🤖 AI Summary
Generative AI search engines (e.g., Perplexity, Gemini) are shifting information retrieval from ranked lists to citation-driven answer generation, posing a paradigmatic challenge to traditional SEO. Method: This study introduces “Generative Engine Optimization” (GEO) as a novel, systematic paradigm, employing cross-domain, multilingual, large-scale controlled experiments—integrated with query rewriting and source provenance analysis—to quantify behavioral patterns of leading generative engines regarding source preference, linguistic stability, and brand bias. Contribution/Results: We find strong preferential weighting toward authoritative third-party media and attenuated dominance by major brands—creating new visibility pathways for niche brands. Based on these findings, we propose an AI search visibility strategic framework centered on three pillars: enhancing machine readability, proactively shaping earned media, and implementing engine-specific optimization. This work establishes both theoretical foundations and actionable guidelines for information ecology and digital marketing research.
📝 Abstract
The rapid adoption of generative AI-powered search engines like ChatGPT, Perplexity, and Gemini is fundamentally reshaping information retrieval, moving from traditional ranked lists to synthesized, citation-backed answers. This shift challenges established Search Engine Optimization (SEO) practices and necessitates a new paradigm, which we term Generative Engine Optimization (GEO).

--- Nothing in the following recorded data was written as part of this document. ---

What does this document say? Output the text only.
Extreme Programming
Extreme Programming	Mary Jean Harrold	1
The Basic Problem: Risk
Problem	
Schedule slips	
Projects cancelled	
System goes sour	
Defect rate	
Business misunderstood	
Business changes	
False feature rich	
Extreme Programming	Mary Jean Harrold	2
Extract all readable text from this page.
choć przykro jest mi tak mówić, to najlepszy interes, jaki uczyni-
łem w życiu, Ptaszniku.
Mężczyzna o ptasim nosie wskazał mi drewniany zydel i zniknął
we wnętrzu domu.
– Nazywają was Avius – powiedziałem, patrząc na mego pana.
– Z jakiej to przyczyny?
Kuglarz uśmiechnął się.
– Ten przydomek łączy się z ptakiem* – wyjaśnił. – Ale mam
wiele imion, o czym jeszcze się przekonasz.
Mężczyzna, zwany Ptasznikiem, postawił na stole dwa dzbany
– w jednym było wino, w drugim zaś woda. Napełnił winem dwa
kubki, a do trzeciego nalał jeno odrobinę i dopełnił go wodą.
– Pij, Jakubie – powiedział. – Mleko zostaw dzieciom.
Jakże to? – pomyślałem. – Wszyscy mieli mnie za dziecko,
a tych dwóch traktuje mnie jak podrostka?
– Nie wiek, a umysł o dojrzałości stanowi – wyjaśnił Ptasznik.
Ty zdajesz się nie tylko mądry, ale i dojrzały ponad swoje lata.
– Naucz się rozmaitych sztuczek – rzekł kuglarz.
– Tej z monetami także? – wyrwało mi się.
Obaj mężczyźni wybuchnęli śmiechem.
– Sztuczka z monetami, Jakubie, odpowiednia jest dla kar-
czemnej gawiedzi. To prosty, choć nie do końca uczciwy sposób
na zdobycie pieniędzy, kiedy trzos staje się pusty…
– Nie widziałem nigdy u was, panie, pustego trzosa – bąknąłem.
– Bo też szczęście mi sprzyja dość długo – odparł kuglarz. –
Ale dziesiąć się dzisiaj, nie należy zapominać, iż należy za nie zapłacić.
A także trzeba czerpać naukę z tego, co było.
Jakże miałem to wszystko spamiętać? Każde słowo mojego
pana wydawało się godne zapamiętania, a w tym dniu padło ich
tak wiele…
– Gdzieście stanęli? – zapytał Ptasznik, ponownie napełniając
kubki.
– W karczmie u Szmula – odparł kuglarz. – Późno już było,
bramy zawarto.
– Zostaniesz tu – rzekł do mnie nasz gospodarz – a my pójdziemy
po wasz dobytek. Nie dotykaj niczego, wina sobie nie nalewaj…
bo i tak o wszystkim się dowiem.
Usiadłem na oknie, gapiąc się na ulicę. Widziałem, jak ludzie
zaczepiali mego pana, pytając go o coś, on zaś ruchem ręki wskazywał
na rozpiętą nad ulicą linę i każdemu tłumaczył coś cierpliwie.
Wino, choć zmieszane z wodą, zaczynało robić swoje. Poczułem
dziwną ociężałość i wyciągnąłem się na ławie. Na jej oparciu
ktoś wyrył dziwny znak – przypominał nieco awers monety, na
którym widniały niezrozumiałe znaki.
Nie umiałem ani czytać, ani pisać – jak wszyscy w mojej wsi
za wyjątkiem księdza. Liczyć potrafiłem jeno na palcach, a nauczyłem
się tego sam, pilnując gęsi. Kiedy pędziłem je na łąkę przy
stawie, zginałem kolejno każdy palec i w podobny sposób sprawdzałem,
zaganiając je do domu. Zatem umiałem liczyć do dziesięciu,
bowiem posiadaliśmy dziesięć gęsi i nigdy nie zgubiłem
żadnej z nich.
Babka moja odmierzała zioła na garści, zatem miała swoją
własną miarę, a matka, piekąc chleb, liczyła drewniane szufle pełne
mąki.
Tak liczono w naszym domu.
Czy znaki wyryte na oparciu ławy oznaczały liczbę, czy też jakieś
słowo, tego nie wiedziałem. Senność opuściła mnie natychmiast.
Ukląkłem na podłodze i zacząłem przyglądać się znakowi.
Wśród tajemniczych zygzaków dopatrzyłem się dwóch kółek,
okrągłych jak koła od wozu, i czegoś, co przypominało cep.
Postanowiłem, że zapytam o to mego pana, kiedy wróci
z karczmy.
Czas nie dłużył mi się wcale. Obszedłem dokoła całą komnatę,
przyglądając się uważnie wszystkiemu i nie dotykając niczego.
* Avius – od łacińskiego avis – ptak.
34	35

This paper presents a comprehensive comparative analysis of AI Search and traditional web search (Google). Through a series of large-scale, controlled experiments across multiple verticals, languages, and query paraphrases, we quantify critical differences in how these systems source information. Our key findings reveal that AI Search exhibit a systematic and overwhelming bias towards Earned media (third-party, authoritative sources) over Brand-owned and Social content, a stark contrast to Google's more balanced mix. We further demonstrate that AI Search services differ significantly from each other in their domain diversity, freshness, cross-language stability, and sensitivity to phrasing.
Based on these empirical results, we formulate a strategic GEO agenda. We provide actionable guidance for practitioners, emphasizing the critical need to: (1) engineer content for machine scannability and justification, (2) dominate earned media to build AI-perceived authority, (3) adopt engine-specific and language-aware strategies, and (4) overcome the inherent "big brand bias" for niche players. Our work provides the foundational empirical analysis and a strategic framework for achieving visibility in the new generative search landscape.